After Jofra Archer’s dynamic display, Australia should resist the urge to fight fire with fire and instead play the same steady attack in the third Test at Headingley – a ground which historically rewards accuracy over raw pace.
Stand up if you’re familiar with ice hockey?
Ok, a few of you. Now sit down if you can’t jive with probability theory. For the few of you still standing, you’ll know that this situation can be described by a conditional probability.

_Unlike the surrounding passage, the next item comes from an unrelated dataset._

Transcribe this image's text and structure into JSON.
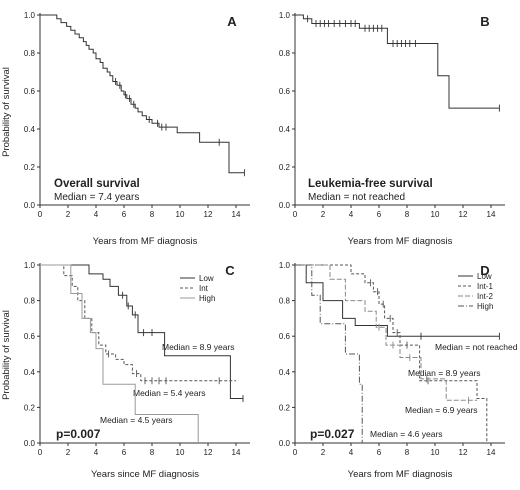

That is, the likelihood of event B happening given that event A has already occurred. In this case, it’s the remote chance that a hockey fan has some level of education. But what does this have to do with cricket? Bear with me.
An interesting paper came out late last year, and it’s caused quite a stir. It’s called “Pulling the Goalie: Hockey and Investment Implications”. Find it on Google. The long and short of it is this – you’re a coach and your hockey team is a goal down, when should you cut your losses and replace the goalie with another attacking player?
It turns out that NHL coaches tend to pull the goalie with a minute to go. Sound pretty intuitive? Well here’s the catch. As long as you don’t care how much you lose by, you should pull your goalie way before the end of the match – with about six minutes to go in the final period in fact.
What it boils down to is this – while you only increase your chances of winning by a tiny amount, you probably would have lost anyway.
Righto, how does this apply to cricket? Over the last five years, the baggy greens have been good at two things, namely, losing the toss and losing matches. In fact, they’ve managed to lose a fifty-fifty coin toss about 63 per cent of the time. And when they lose the toss, they’ve only managed to win 13 of their 32 starts. If these trends continue, we’re all but no chance of regaining the Ashes.
Unfortunately, we can’t affect the toss, but here’s my “pull the goalie” moment. What if we could reduce the probability of losing? For example, the opposition has to take twenty wickets to win a match. So why don’t we just pick eleven specialist batsmen? They’d each, on average, only need to face about 60 balls per innings to ensure a draw.
Statistically, that’s very doable, even with the current crop. Then, as long as there would be some non-zero probability of taking twenty wickets ourselves, our relative advantage could be substantial. Granted, it’d make for a boring bat-a-thon. But trust me, the maths checks out.
Essentially, the success of this strategy depends on this – we assume that loading the team with batsmen will decrease the probability of losing proportionately more than it will decrease the probability of winning. Sure, some Tests we’d still lose, like being put in on a raging green top, but without the eleven batsmen we surely would have lost them anyway.
Win the toss, bat big, and be patient with the ball. Lose the toss and bat for time. That’s what I call pulling the goalie.